I am once again in a whirlwind of transition between moving, packing, moving, and finding a new place to live.
I’ve moved my fair share of times, for certain…
And I’ve learned that quantity remains a lowly sibling to quality.
I haven’t guaranteed myself a sense of “home” or “safety” in hardly any place, despite my best intentions. Even in places that other’s call home with firm attachment and belief, I have found myself in tatters of disconnect and distraction.
The idea that there is a place where one could be entirely whole and entirely themselves is not one that I am a stranger to, and it does have a romantic ring to it for sure- but I have not been able to fulfill it in myself.
I used to envy with cold lust the travelers I met at age 18, when I took it upon myself to place my body in a plane for the first time. I listened with wonder and awe as I heard stories of far-away places. I scornfully resented having never met others that had done the same before that age. I felt lesser than, unintelligent, and primal in comparison to the worldly professionals and rich heirs/heiresses my age, who had learned more about things beyond their own personal scope. When I got a passport at age 21, the shock on their faces when I admitted it was my first, filled me with self- consciousness.
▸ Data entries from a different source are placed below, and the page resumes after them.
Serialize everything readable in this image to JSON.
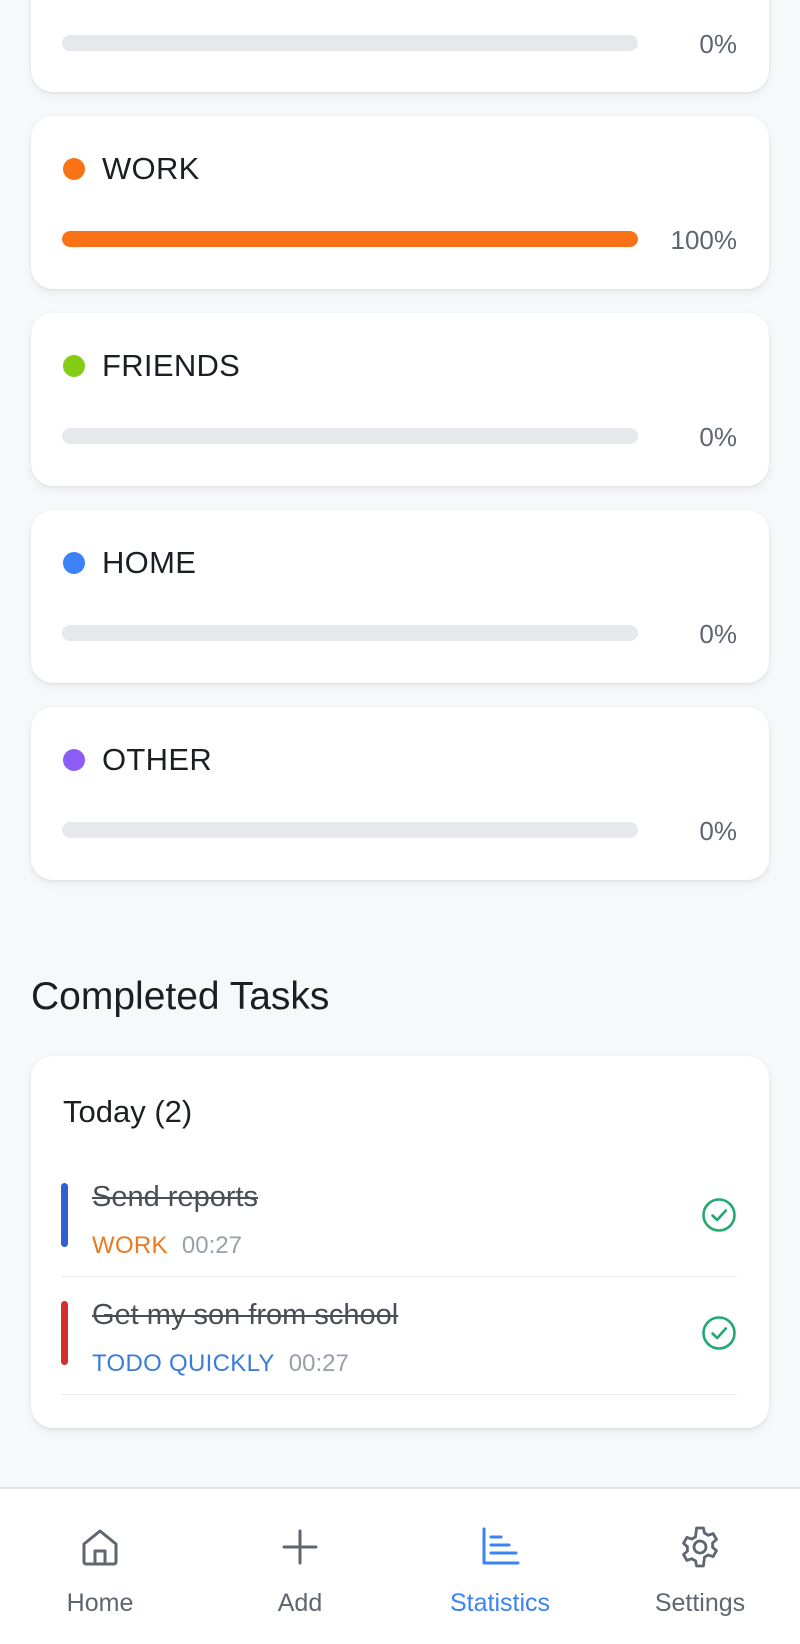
{
  "categories": [
    {
      "name": "",
      "percent_label": "0%",
      "progress": 0,
      "color": "#e6e8ec"
    },
    {
      "name": "WORK",
      "percent_label": "100%",
      "progress": 1.0,
      "color": "#f97316"
    },
    {
      "name": "FRIENDS",
      "percent_label": "0%",
      "progress": 0,
      "color": "#84cc16"
    },
    {
      "name": "HOME",
      "percent_label": "0%",
      "progress": 0,
      "color": "#3b82f6"
    },
    {
      "name": "OTHER",
      "percent_label": "0%",
      "progress": 0,
      "color": "#8b5cf6"
    }
  ],
  "completed": {
    "title": "Completed Tasks",
    "group": "Today (2)",
    "tasks": [
      {
        "title": "Send reports",
        "category": "WORK",
        "category_color": "#ea7a1f",
        "bar_color": "#2f5fd3",
        "time": "00:27",
        "check_icon": "check-circle-icon"
      },
      {
        "title": "Get my son from school",
        "category": "TODO QUICKLY",
        "category_color": "#3b7dd8",
        "bar_color": "#d32f2f",
        "time": "00:27",
        "check_icon": "check-circle-icon"
      }
    ],
    "check_color": "#22a872"
  },
  "nav": {
    "items": [
      {
        "label": "Home",
        "icon": "home-icon",
        "active": false
      },
      {
        "label": "Add",
        "icon": "plus-icon",
        "active": false
      },
      {
        "label": "Statistics",
        "icon": "bar-chart-icon",
        "active": true
      },
      {
        "label": "Settings",
        "icon": "gear-icon",
        "active": false
      }
    ],
    "active_color": "#3b82f6",
    "inactive_color": "#5f6670"
  }
}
But after years of following my curiosity, I have found myself finally on the other side of the perspective, (or at least moderately.) I have become “one of them” to an extent. One of the wanderers, one of the “travelers.”
And it has been a strange place to be- in conversation with those who I once saw as worldly and farther advanced than myself, as experiential equals. I still catch twinges of comparative envy, and recognize them as my internal and external conditioning, rather than a reflection of those who I am speaking with.
And I have found myself on the receiving end of the scorn I once held strongly. The guilt of having moved past my supposedly narrow path of travel strikes me hard in the chest when I hear or see longing from others to do the same.
Many travelers that I meet glorify the road of instability as a road of freedom in choosing what is considered “home.”
Coming from a place where “home” is distinctly engrained as the solitary location where you are born- this concept is still a battle for me to contend with.
It feels like a level of disrespect and disownment to refuse to call my hometown “home.” But it equally feels like a lie to my spirit to call it my only “home.”
The issue also comes to mind of dealing with the return to old, familiar places; finding the role that you once filled there replaced out of necessity. Equally, realizing that you have replaced former spaces of comfort with new, adapted ideals of safety.
Safety is a word I struggle with when it comes to living situations. Both my physical and emotional safety have been threatened repeatedly, and finding financial and practical ways to combat these threats has been a consistent struggle in my times of displacement.
I only hope that the struggle ends soon, so that I may rest, and have the ability to place all of my energy into my work, rather than half of it in protecting itself.